EVERETT — The Everett Silvertips’ power play made it a series.
When taken away Wednesday night, the Tips had few places to turn.
The Tri-City Americans rendered Everett’s greatest weapon impotent, and the Americans skated to a comfortable 4-2 victory over the Tips in Game 3 of their first-round playoff series. The victory gave Tri-City a 2-1 lead in the best-of-seven showdown.
“Special teams were the difference in the game,” Everett coach John Becanic lamented.
Tri-City is the heavy favorite in the series between the second- and seventh-seeded teams in the Western Conference. However, Everett achieved a split of the first two games in Kennewick, largely because of its success on the power play. The Tips scored on five of their 12 power play opportunities through the first two games.
Wednesday was a different story. Tri-City’s penalty kill left the Everett power play looking sloppy and haphazard, shutting the Tips out on six opportunities. Without the scoring boost from its power play, Everett was unable to generate enough offense to keep up with the high-flying Americans.
“We played all right,” Everett captain Zack Dailey said. “We made some stupid plays that they capitalized on, and our power play wasn’t going like it has been.”
Mitch Fadden and Jason Reese each notched a goal and an assist to lead Tri-City. Justin Feser added a crucial goal late in the first period that gave the Americans a 2-0 lead, Johnny Lazo also scored, and Chet Pickard made 26 saves in net for Tri-City, which regained home-ice advantage in the series.
“Even though we lost that second game, I still felt like we played hard and controlled the tempo,” Tri-City coach Don Nachbaur said. “We had to come back and play hard tonight and I think we accomplished that.”
Zack Dailey and Tyler Maxwell scored for Everett. For Maxwell, it was his third straight game with a goal and his fifth overall. Thomas Heemskerk did what he could to keep the Tips in it, making 27 saves.
In the first two games, Everett’s power play not only provided goals, it also gave the underdog Tips early confidence. Everett used the power play to score in the first two minutes of both Games 1 and 2.
But Tri-City didn’t let the Everett power play run rampant again.
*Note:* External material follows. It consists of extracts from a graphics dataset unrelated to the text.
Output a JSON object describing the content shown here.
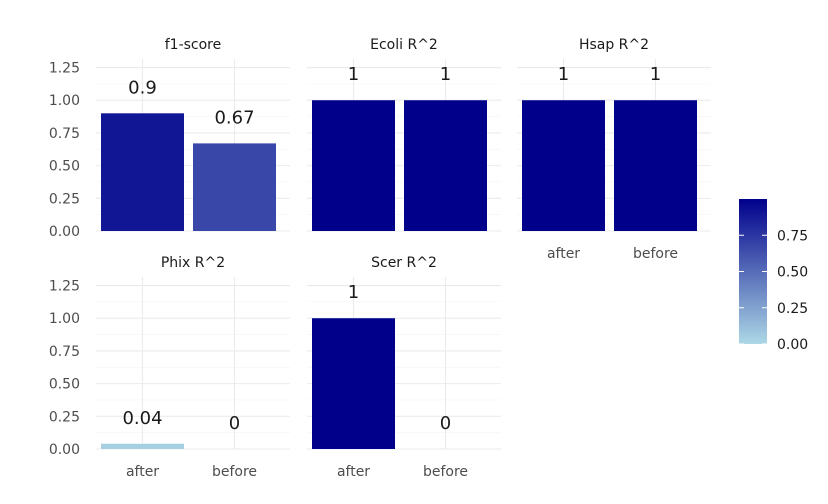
{
  "chart_data": {
    "type": "bar",
    "layout": "facet-wrap",
    "categories": [
      "after",
      "before"
    ],
    "ylim": [
      0,
      1.3
    ],
    "yticks": [
      "0.00",
      "0.25",
      "0.50",
      "0.75",
      "1.00",
      "1.25"
    ],
    "ytick_values": [
      0,
      0.25,
      0.5,
      0.75,
      1.0,
      1.25
    ],
    "panels": [
      {
        "title": "f1-score",
        "values": [
          0.9,
          0.67
        ],
        "labels": [
          "0.9",
          "0.67"
        ]
      },
      {
        "title": "Ecoli R^2",
        "values": [
          1,
          1
        ],
        "labels": [
          "1",
          "1"
        ]
      },
      {
        "title": "Hsap R^2",
        "values": [
          1,
          1
        ],
        "labels": [
          "1",
          "1"
        ]
      },
      {
        "title": "Phix R^2",
        "values": [
          0.04,
          0
        ],
        "labels": [
          "0.04",
          "0"
        ]
      },
      {
        "title": "Scer R^2",
        "values": [
          1,
          0
        ],
        "labels": [
          "1",
          "0"
        ]
      }
    ],
    "legend": {
      "position": "right",
      "ticks": [
        "0.00",
        "0.25",
        "0.50",
        "0.75"
      ],
      "tick_values": [
        0,
        0.25,
        0.5,
        0.75
      ],
      "range": [
        0,
        1
      ],
      "color_low": "#add8e6",
      "color_high": "#00008b"
    },
    "grid": true
  }
}
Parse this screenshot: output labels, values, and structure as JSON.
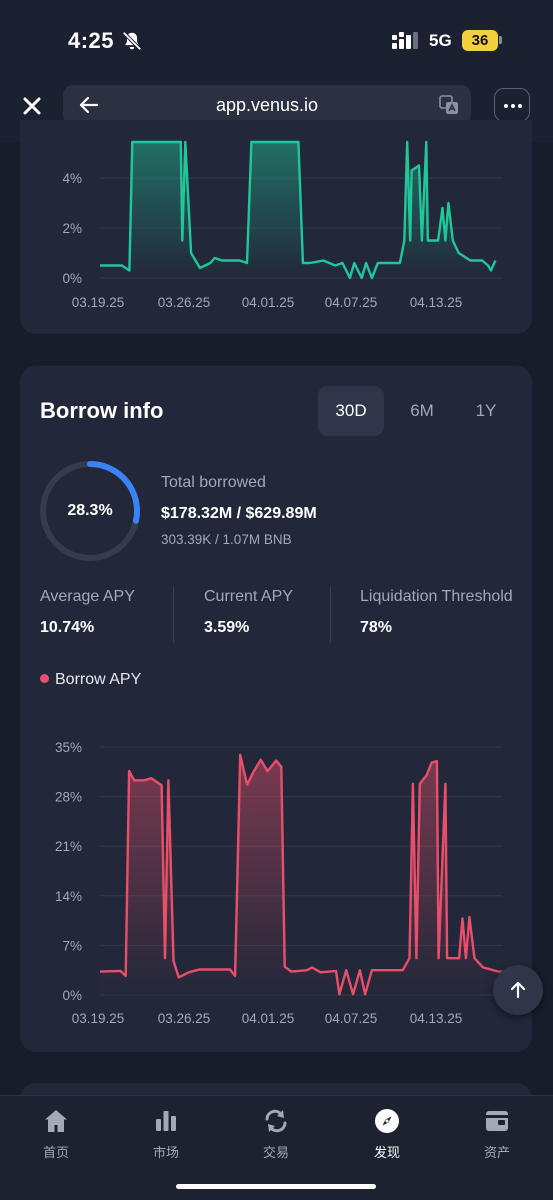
{
  "status_bar": {
    "time": "4:25",
    "network": "5G",
    "battery": "36"
  },
  "browser": {
    "url": "app.venus.io"
  },
  "supply_chart": {
    "y_ticks": [
      "4%",
      "2%",
      "0%"
    ],
    "x_ticks": [
      "03.19.25",
      "03.26.25",
      "04.01.25",
      "04.07.25",
      "04.13.25"
    ],
    "color": "#1fc79b"
  },
  "borrow_info": {
    "title": "Borrow info",
    "periods": [
      "30D",
      "6M",
      "1Y"
    ],
    "active_period": "30D",
    "utilization": "28.3%",
    "utilization_fraction": 0.283,
    "total_borrowed_label": "Total borrowed",
    "total_borrowed_value": "$178.32M / $629.89M",
    "total_borrowed_sub": "303.39K / 1.07M BNB",
    "stats": [
      {
        "label": "Average APY",
        "value": "10.74%"
      },
      {
        "label": "Current APY",
        "value": "3.59%"
      },
      {
        "label": "Liquidation Threshold",
        "value": "78%"
      }
    ],
    "legend": "Borrow APY",
    "accent_color": "#e94f6b",
    "donut_color": "#3b82f6"
  },
  "chart_data": [
    {
      "type": "area",
      "y_tick_labels": [
        "0%",
        "2%",
        "4%"
      ],
      "x_tick_labels": [
        "03.19.25",
        "03.26.25",
        "04.01.25",
        "04.07.25",
        "04.13.25"
      ],
      "series": [
        {
          "color": "#1fc79b",
          "points": [
            [
              0,
              0.5
            ],
            [
              1.5,
              0.5
            ],
            [
              2,
              0.3
            ],
            [
              2.2,
              6.2
            ],
            [
              5.5,
              6.2
            ],
            [
              5.6,
              1.5
            ],
            [
              5.8,
              6.2
            ],
            [
              6.2,
              1.0
            ],
            [
              6.8,
              0.4
            ],
            [
              7.5,
              0.6
            ],
            [
              7.8,
              0.8
            ],
            [
              8.3,
              0.7
            ],
            [
              9.5,
              0.7
            ],
            [
              10,
              0.6
            ],
            [
              10.3,
              6.2
            ],
            [
              13.5,
              6.2
            ],
            [
              13.8,
              0.6
            ],
            [
              14.3,
              0.6
            ],
            [
              15.2,
              0.7
            ],
            [
              16,
              0.5
            ],
            [
              16.5,
              0.6
            ],
            [
              17,
              0
            ],
            [
              17.3,
              0.6
            ],
            [
              17.8,
              0
            ],
            [
              18.1,
              0.6
            ],
            [
              18.5,
              0
            ],
            [
              18.9,
              0.6
            ],
            [
              20.4,
              0.6
            ],
            [
              20.7,
              1.5
            ],
            [
              20.9,
              6.2
            ],
            [
              21.1,
              1.5
            ],
            [
              21.2,
              4.3
            ],
            [
              21.7,
              4.5
            ],
            [
              21.9,
              1.5
            ],
            [
              22.2,
              6.2
            ],
            [
              22.3,
              1.5
            ],
            [
              23,
              1.5
            ],
            [
              23.3,
              2.8
            ],
            [
              23.5,
              1.5
            ],
            [
              23.7,
              3.0
            ],
            [
              24,
              1.5
            ],
            [
              24.4,
              1.0
            ],
            [
              25.2,
              0.7
            ],
            [
              26,
              0.7
            ],
            [
              26.4,
              0.5
            ],
            [
              26.6,
              0.3
            ],
            [
              26.9,
              0.7
            ]
          ]
        }
      ]
    },
    {
      "type": "area",
      "y_tick_labels": [
        "0%",
        "7%",
        "14%",
        "21%",
        "28%",
        "35%"
      ],
      "x_tick_labels": [
        "03.19.25",
        "03.26.25",
        "04.01.25",
        "04.07.25",
        "04.13.25"
      ],
      "ylim": [
        0,
        35
      ],
      "series": [
        {
          "name": "Borrow APY",
          "color": "#e94f6b",
          "points": [
            [
              0,
              3.3
            ],
            [
              1.2,
              3.4
            ],
            [
              1.5,
              2.7
            ],
            [
              1.7,
              31.6
            ],
            [
              2.0,
              30.3
            ],
            [
              2.6,
              30.3
            ],
            [
              3.0,
              30.6
            ],
            [
              3.6,
              29.6
            ],
            [
              3.8,
              5.2
            ],
            [
              4.0,
              30.3
            ],
            [
              4.3,
              4.8
            ],
            [
              4.6,
              2.5
            ],
            [
              5.2,
              3.2
            ],
            [
              5.8,
              3.6
            ],
            [
              7.6,
              3.6
            ],
            [
              7.9,
              2.7
            ],
            [
              8.2,
              33.9
            ],
            [
              8.6,
              29.7
            ],
            [
              9.0,
              31.6
            ],
            [
              9.4,
              33.2
            ],
            [
              9.8,
              31.6
            ],
            [
              10.3,
              33.1
            ],
            [
              10.6,
              32.2
            ],
            [
              10.8,
              4.0
            ],
            [
              11.2,
              3.3
            ],
            [
              12.1,
              3.5
            ],
            [
              12.4,
              3.9
            ],
            [
              12.9,
              3.2
            ],
            [
              13.8,
              3.4
            ],
            [
              14.0,
              0.1
            ],
            [
              14.4,
              3.5
            ],
            [
              14.8,
              0.1
            ],
            [
              15.2,
              3.5
            ],
            [
              15.5,
              0.1
            ],
            [
              15.9,
              3.5
            ],
            [
              17.7,
              3.5
            ],
            [
              18.1,
              5.2
            ],
            [
              18.3,
              29.8
            ],
            [
              18.5,
              5.2
            ],
            [
              18.7,
              29.8
            ],
            [
              19.1,
              31.0
            ],
            [
              19.4,
              32.8
            ],
            [
              19.7,
              33.0
            ],
            [
              19.8,
              5.2
            ],
            [
              20.2,
              29.8
            ],
            [
              20.3,
              5.2
            ],
            [
              21.0,
              5.2
            ],
            [
              21.2,
              10.8
            ],
            [
              21.4,
              5.2
            ],
            [
              21.6,
              11.0
            ],
            [
              21.9,
              5.2
            ],
            [
              22.4,
              3.9
            ],
            [
              23.3,
              3.3
            ],
            [
              24.0,
              3.3
            ],
            [
              24.4,
              2.6
            ],
            [
              24.7,
              3.2
            ]
          ]
        }
      ]
    }
  ],
  "nav": {
    "items": [
      {
        "label": "首页",
        "icon": "home-icon"
      },
      {
        "label": "市场",
        "icon": "market-icon"
      },
      {
        "label": "交易",
        "icon": "trade-icon"
      },
      {
        "label": "发现",
        "icon": "compass-icon"
      },
      {
        "label": "资产",
        "icon": "wallet-icon"
      }
    ],
    "active": "发现"
  }
}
The Americans made it more difficult for the Tips to set up in the offensive zone, and once Everett did get set up they made sure there were no backdoor passing lanes to Maxwell.
“You don’t change what you’re doing because it’s working, and they change what they’re doing because it wasn’t working,” Becanic said. “You try and make adjustments during the game, and we’ll be better on Friday. But you’re not privy to what they changed until you see it on the ice, and when you’re trying to adjust it looks sloppy at times because it’s something guys haven’t done in practice. So we certainly have to try and fix that.”
For Nachbaur, it was more a matter of effort than strategy.
“I think we put a little more passion into our (penalty killing) tonight,” he said. “We let up and relax at times (in Games 1 and 2). But our forte all year has been that we come at teams hard, and we let up in the first two games in that area.”
Meanwhile, Tri-City took advantage of its own power-play chances, using crisp passing to score on each of its first two power plays en route to a 4-1 lead.
The first of those power-play markers came just 5 minutes, 57 seconds into the game. Fadden put a shot from the right slot into the top of the net off a nice feed across from Taylor Procyshen, and the Americans were on their way.
The story could have been different if Everett’s Dale Hunt hadn’t smacked the post on a chance to tie it with the net gaping, and the Americans scored their crucial second goal with just 32.2 seconds remaining in the first period. Feser reached through his marker to redirect Jordan Messier’s centering feed past Heemskerk, making it 2-0.
The Americans made it 3-0 6:47 into the second period when Reese’s shot from the point took a wicked deflection off Lazo past Heemskerk. Everett got on the board 36 seconds later when, playing four-on-four, Shane Harper fed a trailing Dailey on the break and Dailey made a move around Pickard. But Tri-City restored its three-goal lead on the power play at 16:09, Reese short-hopping a loose puck past Heemskerk.
Everett pulled within two again at 11:07 of the third, Jesse Burt picking up a rebound on the rush and feeding Maxwell with Pickard out of position, but the Tips could get no closer.